Can't this be accomplished with libpam-mount? I have an encrypted image mounted every time I log in (currently not as my home directory). The only problem I found was if I log in over ssh with key authentication.

MartinPitt: Yes, I think libpam-mount will be a convenient way to avoid adding additional setup steps for encrypted home partitions.

From TobiasHunger Fri May 6 21:41:29 +0100 2005 From: TobiasHunger Date: Fri, 06 May 2005 21:41:29 +0100 Subject: cryptdisks script Message-ID: <20050506214129+0100@https://www.ubuntulinux.org>

For what it is worth: I hacked myself a cryptodisks start/stop script that has some advantages over the one that comes with the cryptsetup deb.

For one thing can run scripts in advance of setting up anything, and after it is done (i.e. to format a device after setting it up with a random key, /tmp and swap spring to mind here). It can further use a file and interactive (input that is then hashed) and script-based keys (i.e. gpg).

Further it allows to have "transient" devices: When some such is encountered in /etc/crypttab the script mounts the device (must be registered in fstab for that) immediently after setting it up.
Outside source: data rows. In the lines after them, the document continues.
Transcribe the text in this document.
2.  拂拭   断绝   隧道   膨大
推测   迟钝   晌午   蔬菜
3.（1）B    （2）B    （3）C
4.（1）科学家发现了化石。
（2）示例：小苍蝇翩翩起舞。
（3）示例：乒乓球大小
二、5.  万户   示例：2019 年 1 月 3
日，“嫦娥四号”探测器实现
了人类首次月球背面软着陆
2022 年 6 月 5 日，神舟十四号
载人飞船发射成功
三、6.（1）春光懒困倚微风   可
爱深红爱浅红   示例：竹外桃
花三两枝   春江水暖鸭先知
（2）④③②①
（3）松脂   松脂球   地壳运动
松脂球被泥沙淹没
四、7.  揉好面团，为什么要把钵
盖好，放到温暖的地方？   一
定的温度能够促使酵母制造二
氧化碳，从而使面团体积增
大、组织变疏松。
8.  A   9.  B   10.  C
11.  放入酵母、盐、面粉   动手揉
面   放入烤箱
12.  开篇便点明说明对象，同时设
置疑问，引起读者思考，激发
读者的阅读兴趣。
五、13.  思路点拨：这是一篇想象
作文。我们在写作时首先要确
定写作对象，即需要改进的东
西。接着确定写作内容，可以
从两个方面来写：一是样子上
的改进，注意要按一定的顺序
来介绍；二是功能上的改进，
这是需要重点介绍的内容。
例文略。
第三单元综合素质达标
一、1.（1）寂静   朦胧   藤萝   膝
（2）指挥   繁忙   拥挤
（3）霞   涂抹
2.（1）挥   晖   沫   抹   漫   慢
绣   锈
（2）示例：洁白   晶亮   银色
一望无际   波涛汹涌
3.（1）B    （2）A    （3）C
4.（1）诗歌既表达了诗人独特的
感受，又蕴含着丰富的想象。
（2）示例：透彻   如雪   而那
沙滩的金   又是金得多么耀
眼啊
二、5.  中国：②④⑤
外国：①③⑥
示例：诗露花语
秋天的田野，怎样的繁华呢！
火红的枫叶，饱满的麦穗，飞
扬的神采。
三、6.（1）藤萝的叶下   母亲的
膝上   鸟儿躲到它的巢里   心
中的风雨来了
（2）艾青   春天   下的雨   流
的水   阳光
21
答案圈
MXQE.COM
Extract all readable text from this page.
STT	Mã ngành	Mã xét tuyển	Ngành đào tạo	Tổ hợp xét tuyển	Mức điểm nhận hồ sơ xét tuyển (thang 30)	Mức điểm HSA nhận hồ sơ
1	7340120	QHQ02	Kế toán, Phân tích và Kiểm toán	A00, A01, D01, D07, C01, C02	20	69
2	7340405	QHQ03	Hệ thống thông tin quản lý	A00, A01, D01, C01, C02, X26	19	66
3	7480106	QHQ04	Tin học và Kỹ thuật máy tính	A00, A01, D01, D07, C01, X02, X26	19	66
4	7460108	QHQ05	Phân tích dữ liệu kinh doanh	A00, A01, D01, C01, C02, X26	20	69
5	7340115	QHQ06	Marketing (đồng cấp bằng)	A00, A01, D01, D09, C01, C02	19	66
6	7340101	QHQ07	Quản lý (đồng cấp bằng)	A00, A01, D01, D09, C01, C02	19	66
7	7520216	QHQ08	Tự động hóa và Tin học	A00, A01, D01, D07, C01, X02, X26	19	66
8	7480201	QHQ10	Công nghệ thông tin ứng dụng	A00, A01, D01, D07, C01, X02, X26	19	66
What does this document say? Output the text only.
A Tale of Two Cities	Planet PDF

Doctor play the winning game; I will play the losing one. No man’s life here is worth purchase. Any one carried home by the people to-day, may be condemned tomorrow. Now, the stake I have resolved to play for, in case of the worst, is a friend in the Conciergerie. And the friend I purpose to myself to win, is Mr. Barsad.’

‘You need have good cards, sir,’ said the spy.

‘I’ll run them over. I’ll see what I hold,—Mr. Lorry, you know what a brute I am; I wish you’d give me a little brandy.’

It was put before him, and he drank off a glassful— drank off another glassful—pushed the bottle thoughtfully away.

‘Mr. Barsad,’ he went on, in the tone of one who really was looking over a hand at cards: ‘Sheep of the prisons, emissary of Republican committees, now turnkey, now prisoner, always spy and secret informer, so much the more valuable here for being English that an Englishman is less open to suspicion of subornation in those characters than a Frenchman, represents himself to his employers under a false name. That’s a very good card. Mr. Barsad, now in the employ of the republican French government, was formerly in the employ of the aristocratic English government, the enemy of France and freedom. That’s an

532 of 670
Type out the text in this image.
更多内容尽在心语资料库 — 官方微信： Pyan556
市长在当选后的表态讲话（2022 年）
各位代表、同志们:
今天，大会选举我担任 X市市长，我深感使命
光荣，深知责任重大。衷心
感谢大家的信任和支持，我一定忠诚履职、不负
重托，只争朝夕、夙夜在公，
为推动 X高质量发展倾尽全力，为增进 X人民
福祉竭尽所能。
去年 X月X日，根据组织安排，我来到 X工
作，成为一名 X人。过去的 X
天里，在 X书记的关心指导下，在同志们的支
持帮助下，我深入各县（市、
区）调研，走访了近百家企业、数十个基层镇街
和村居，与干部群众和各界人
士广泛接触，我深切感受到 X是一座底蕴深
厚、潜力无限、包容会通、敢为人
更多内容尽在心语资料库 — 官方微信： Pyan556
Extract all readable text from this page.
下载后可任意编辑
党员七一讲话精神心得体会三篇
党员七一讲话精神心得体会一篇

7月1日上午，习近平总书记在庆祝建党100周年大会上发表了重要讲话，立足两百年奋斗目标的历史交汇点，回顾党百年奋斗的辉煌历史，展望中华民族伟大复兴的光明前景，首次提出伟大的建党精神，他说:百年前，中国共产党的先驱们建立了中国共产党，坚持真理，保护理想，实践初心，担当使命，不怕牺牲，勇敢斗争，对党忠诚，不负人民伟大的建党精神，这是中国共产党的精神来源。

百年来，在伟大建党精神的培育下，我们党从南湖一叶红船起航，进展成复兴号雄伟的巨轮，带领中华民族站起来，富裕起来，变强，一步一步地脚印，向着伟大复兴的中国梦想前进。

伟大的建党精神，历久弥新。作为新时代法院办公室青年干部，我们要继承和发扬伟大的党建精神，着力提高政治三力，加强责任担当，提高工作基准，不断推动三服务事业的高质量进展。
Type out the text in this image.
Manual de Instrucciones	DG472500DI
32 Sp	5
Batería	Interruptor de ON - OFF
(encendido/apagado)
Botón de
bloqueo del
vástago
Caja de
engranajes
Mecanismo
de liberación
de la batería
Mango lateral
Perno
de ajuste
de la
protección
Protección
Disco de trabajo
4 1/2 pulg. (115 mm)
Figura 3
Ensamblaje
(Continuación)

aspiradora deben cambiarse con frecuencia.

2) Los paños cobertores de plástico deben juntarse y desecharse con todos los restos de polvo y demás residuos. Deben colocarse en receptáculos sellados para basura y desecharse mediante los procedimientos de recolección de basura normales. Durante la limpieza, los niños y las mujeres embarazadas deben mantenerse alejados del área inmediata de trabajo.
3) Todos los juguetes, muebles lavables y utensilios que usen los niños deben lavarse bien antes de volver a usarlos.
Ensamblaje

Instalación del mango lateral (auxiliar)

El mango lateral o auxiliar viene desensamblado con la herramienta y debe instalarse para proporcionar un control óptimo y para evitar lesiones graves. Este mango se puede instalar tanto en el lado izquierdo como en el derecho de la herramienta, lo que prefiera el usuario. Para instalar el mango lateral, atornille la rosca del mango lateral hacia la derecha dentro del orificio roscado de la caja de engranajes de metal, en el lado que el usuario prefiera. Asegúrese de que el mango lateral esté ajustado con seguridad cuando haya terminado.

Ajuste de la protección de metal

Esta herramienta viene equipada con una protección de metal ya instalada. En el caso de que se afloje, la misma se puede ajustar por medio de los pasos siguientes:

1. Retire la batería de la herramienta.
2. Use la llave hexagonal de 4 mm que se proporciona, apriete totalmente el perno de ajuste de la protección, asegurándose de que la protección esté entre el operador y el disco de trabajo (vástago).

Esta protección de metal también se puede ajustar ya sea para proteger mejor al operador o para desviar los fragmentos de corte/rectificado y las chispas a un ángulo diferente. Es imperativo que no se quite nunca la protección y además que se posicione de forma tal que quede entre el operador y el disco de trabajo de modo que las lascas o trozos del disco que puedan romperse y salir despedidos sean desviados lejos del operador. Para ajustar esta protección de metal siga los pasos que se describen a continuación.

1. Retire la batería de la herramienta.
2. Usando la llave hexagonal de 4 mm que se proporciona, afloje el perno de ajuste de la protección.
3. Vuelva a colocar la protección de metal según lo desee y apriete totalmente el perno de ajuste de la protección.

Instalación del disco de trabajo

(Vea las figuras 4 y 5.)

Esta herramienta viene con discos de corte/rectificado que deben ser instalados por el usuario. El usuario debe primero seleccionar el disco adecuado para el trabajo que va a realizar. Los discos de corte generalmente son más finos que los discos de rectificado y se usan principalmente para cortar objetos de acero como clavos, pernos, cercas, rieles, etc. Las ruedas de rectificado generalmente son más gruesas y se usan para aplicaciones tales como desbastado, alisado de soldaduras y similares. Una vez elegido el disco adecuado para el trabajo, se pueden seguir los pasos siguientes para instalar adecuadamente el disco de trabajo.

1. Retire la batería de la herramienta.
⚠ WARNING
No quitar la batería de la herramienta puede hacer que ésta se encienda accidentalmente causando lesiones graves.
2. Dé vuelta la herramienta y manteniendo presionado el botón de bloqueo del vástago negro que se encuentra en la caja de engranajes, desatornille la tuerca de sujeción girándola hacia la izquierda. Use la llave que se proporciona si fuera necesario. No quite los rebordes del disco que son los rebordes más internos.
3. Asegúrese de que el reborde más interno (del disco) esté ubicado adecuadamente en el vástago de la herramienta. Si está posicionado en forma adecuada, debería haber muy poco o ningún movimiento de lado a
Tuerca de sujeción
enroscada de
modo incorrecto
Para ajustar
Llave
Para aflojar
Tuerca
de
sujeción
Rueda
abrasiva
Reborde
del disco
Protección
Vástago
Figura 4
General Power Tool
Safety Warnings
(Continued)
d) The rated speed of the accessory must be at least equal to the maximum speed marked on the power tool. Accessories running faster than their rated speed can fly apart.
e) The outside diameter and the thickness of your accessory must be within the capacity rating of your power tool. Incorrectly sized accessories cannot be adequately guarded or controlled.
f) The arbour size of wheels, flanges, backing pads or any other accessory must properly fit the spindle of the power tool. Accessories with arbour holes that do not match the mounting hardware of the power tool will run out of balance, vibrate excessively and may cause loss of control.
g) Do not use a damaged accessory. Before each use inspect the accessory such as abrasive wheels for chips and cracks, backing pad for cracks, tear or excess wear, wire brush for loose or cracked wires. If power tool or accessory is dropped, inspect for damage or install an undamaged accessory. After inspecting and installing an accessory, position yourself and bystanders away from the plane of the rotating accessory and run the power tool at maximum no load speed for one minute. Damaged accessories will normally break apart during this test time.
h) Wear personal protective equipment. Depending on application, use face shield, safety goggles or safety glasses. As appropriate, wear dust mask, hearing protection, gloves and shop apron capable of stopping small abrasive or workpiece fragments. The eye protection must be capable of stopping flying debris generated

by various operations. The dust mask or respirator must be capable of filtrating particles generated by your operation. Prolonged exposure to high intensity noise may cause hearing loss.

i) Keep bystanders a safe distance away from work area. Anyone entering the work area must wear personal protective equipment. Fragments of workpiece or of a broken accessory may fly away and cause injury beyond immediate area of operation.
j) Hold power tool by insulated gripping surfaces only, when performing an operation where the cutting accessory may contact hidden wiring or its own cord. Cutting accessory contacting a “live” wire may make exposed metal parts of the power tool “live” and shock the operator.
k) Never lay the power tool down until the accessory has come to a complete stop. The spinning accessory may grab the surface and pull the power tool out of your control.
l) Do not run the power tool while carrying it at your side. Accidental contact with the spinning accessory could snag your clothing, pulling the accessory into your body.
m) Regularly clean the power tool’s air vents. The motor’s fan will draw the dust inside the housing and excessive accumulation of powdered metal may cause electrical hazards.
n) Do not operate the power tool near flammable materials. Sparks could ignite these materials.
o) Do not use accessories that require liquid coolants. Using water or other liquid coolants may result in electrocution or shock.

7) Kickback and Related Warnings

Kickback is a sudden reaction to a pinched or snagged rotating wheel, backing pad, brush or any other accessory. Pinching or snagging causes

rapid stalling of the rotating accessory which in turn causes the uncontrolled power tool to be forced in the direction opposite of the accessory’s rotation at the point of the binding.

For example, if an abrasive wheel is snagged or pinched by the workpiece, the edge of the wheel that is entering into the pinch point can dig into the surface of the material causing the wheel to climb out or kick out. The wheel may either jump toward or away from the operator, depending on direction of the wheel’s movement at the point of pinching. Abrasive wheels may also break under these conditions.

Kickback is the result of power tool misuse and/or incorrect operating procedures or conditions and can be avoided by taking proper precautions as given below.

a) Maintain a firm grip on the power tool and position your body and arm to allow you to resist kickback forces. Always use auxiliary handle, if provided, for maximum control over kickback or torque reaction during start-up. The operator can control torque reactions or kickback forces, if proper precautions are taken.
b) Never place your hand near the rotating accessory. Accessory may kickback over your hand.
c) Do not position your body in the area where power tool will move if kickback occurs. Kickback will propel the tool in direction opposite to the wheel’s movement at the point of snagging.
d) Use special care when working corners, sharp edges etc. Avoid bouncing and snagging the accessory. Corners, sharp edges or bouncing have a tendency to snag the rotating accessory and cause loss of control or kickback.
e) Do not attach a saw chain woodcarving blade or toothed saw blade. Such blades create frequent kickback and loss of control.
After processing crypttab that device is unmounted again and the decrypted device destructed. I use this feature so that I only have one key to enter, which is used to mount a transient device. That in turn holds the keys to the other partitions. It shouldn't be too hard to modify the script to destroy the transient decrypted device and retry again if the mount fails... which is a good indicator that the passphrase was wrong.

I strongly speak out against loopback: That is deprecated in 2.6 kernels for valid reasons. The cryptdisk script can mount files loopback and then use dm_crypt on them, so there is no reason to stick with the old cryptoloop stuff!

If it is resizeability you are after try lvm... good to have around anyway. Makes it easy to have all users on their own partition as well... which makes quotas redundant and hides each users data from all other users.